I FATTORI DI RISCHIO IN ITALIA
La situazione italiana, dal punto di vista della mortalità prematura e totale sommata all’aspettativa di vita, appare ancora confortante.
“Tuttavia, non lo è per quanto riguarda la prevalenza e il controllo dei principali fattori di rischio cardiovascolare quali, ad esempio, il diabete mellito, l’ipercolesterolemia, l’ipertensione arteriosa, il fumo, la sedentarietà (fattori legati allo stile di vita non salutare rilevabile, purtroppo, anche negli adolescenti). Considerando che stiamo parlando di fattori di rischio modificabili – prosegue Paolo MAGNI, Coordinatore Comitato Scientifico Fondazione Italiana per il Cuore e Università degli Studi di Milano e Roberto VOLPE, Consiglio Nazionale delle Ricerche-CNR e SIPREC (Società Italiana per la Prevenzione Cardiovascolare) – tutti noi dobbiamo impegnarci a fondo per far sì che l’Italia continui a essere uno dei paesi più longevi al mondo e che tale longevità sia in buona salute”.
DIABETE: TRA INERZIA E ADERENZA:
“Le recenti linee guida SID-AMD rappresentano un punto importante di svolta nella gestione del diabete e in particolare della cosiddetta “sindrome cardio-metabolica”, dove sono stati chiaramente individuati gli interventi farmacologici (e non solo) per “aggredire” in modo efficace questa problematica.

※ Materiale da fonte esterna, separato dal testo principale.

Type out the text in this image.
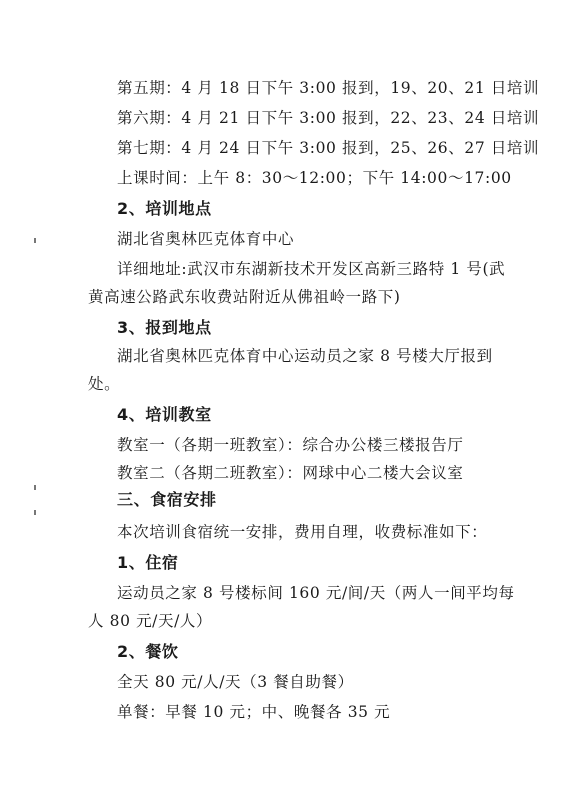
第五期：4 月 18 日下午 3:00 报到，19、20、21 日培训
第六期：4 月 21 日下午 3:00 报到，22、23、24 日培训
第七期：4 月 24 日下午 3:00 报到，25、26、27 日培训
上课时间：上午 8：30～12:00；下午 14:00～17:00
2、培训地点
湖北省奥林匹克体育中心
详细地址:武汉市东湖新技术开发区高新三路特 1 号(武
黄高速公路武东收费站附近从佛祖岭一路下)
3、报到地点
湖北省奥林匹克体育中心运动员之家 8 号楼大厅报到
处。
4、培训教室
教室一（各期一班教室）：综合办公楼三楼报告厅
教室二（各期二班教室）：网球中心二楼大会议室
三、食宿安排
本次培训食宿统一安排，费用自理，收费标准如下：
1、住宿
运动员之家 8 号楼标间 160 元/间/天（两人一间平均每
人 80 元/天/人）
2、餐饮
全天 80 元/人/天（3 餐自助餐）
单餐：早餐 10 元；中、晚餐各 35 元
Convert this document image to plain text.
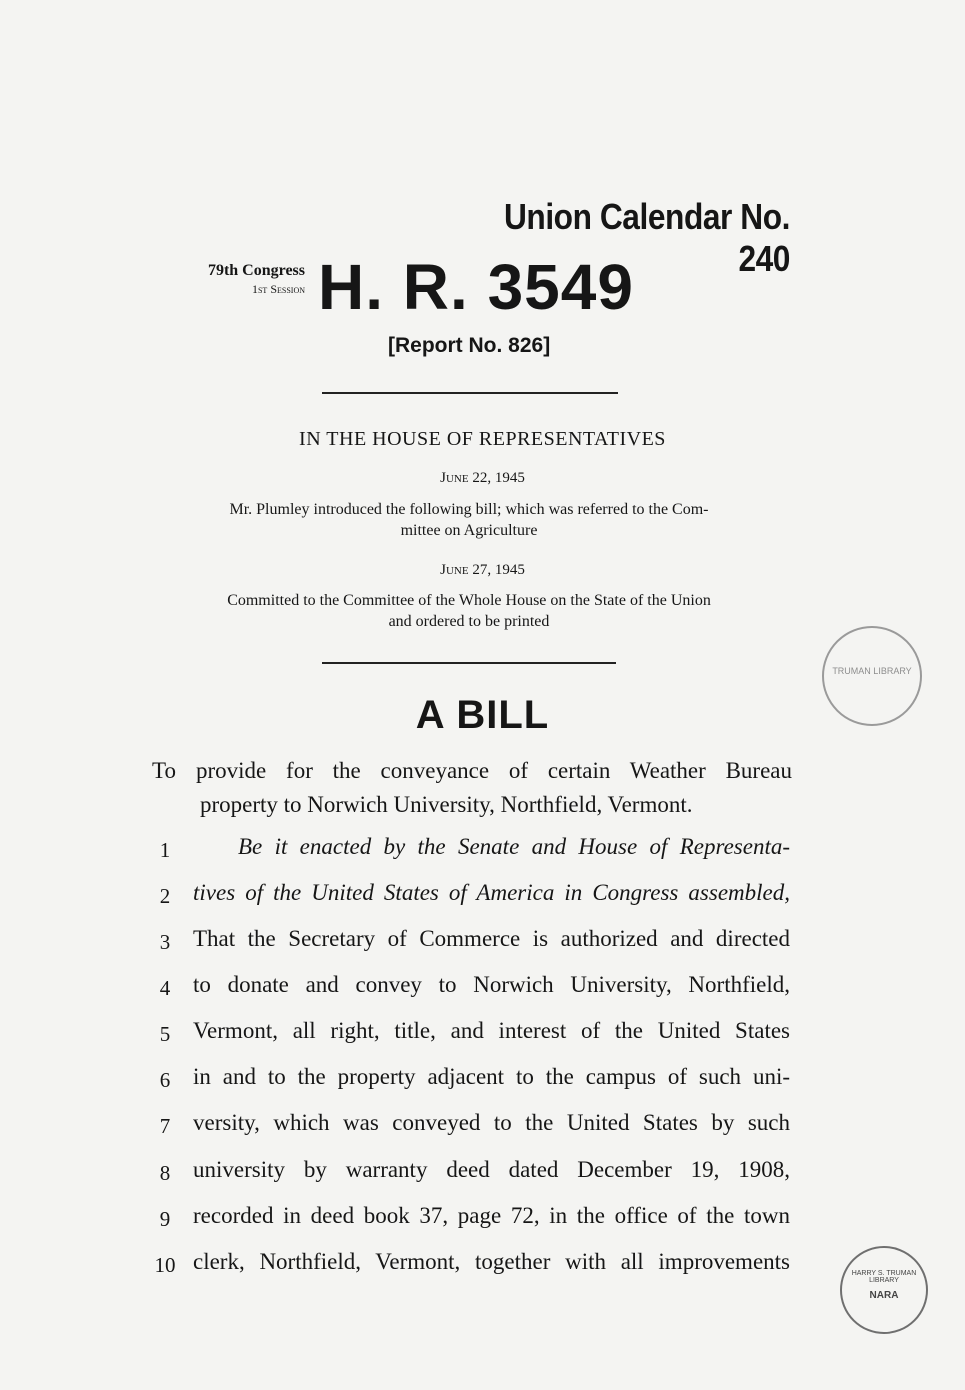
Union Calendar No. 240
79th Congress
1st Session H. R. 3549
[Report No. 826]
IN THE HOUSE OF REPRESENTATIVES
June 22, 1945
Mr. Plumley introduced the following bill; which was referred to the Com-
mittee on Agriculture
June 27, 1945
Committed to the Committee of the Whole House on the State of the Union
and ordered to be printed
A BILL
To provide for the conveyance of certain Weather Bureau
property to Norwich University, Northfield, Vermont.
1	Be it enacted by the Senate and House of Representa-
2 tives of the United States of America in Congress assembled,
3 That the Secretary of Commerce is authorized and directed
4 to donate and convey to Norwich University, Northfield,
5 Vermont, all right, title, and interest of the United States
6 in and to the property adjacent to the campus of such uni-
7 versity, which was conveyed to the United States by such
8 university by warranty deed dated December 19, 1908,
9 recorded in deed book 37, page 72, in the office of the town
10 clerk, Northfield, Vermont, together with all improvements
TRUMAN LIBRARY
HARRY S. TRUMAN LIBRARY
NARA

Ci sono due aspetti rilevanti che ancora ostacolano il raggiungimento dei target prefissati. Da un lato “l’inerzia” terapeutica – commenta Angelo AVOGARO, Presidente SID (Società Italiana di Diabetologia) e Università di Padova – ossia la resistenza da parte dei clinici ad utilizzare farmaci innovativi, più efficaci e allo stesso tempo più sicuri, che consentirebbero di raggiungere i target prefissati in modo più semplice e sicuro. Dall’altro, la mancanza di “aderenza” da parte dei pazienti con patologie croniche: infatti il 50% dei pazienti interrompe (o modifica) la terapia senza confrontarsi con il proprio medico a pochi mesi dal suo inizio”.
L’IMPORTANZA DELLA DIAGNOSI PRECOCE NEL DIABETE
I pazienti diabetici hanno un rischio aumentato di sviluppare aterosclerosi e malattia coronarica. La diagnosi precoce della malattia coronarica nel paziente diabetico è quindi fondamentale per la prevenzione e la gestione efficace delle complicanze cardiovascolari.
“L’imaging non invasivo, come la tomografia computerizzata coronarica o la risonanza magnetica cardiaca, può fornire informazioni dettagliate sulla presenza, sulla gravità e sulla localizzazione della malattia coronarica senza ricorrere alle procedure invasive come l’angiografia coronarica. L’imaging può essere utile anche per valutare il rischio di eventi cardiovascolari futuri – conclude Daniele ANDREINI, Direttore UO Cardiologia Clinica, Imaging e di Cardiologia dello Sport, I.R.C.C.S. Ospedale Galeazzi-Sant’Ambrogio – e per monitorare l’efficacia del trattamento nel tempo, oppure fornire informazioni sulla presenza e sulla gravità della placca aterosclerotica che è associata a un maggiore rischio di eventi cardiovascolari”.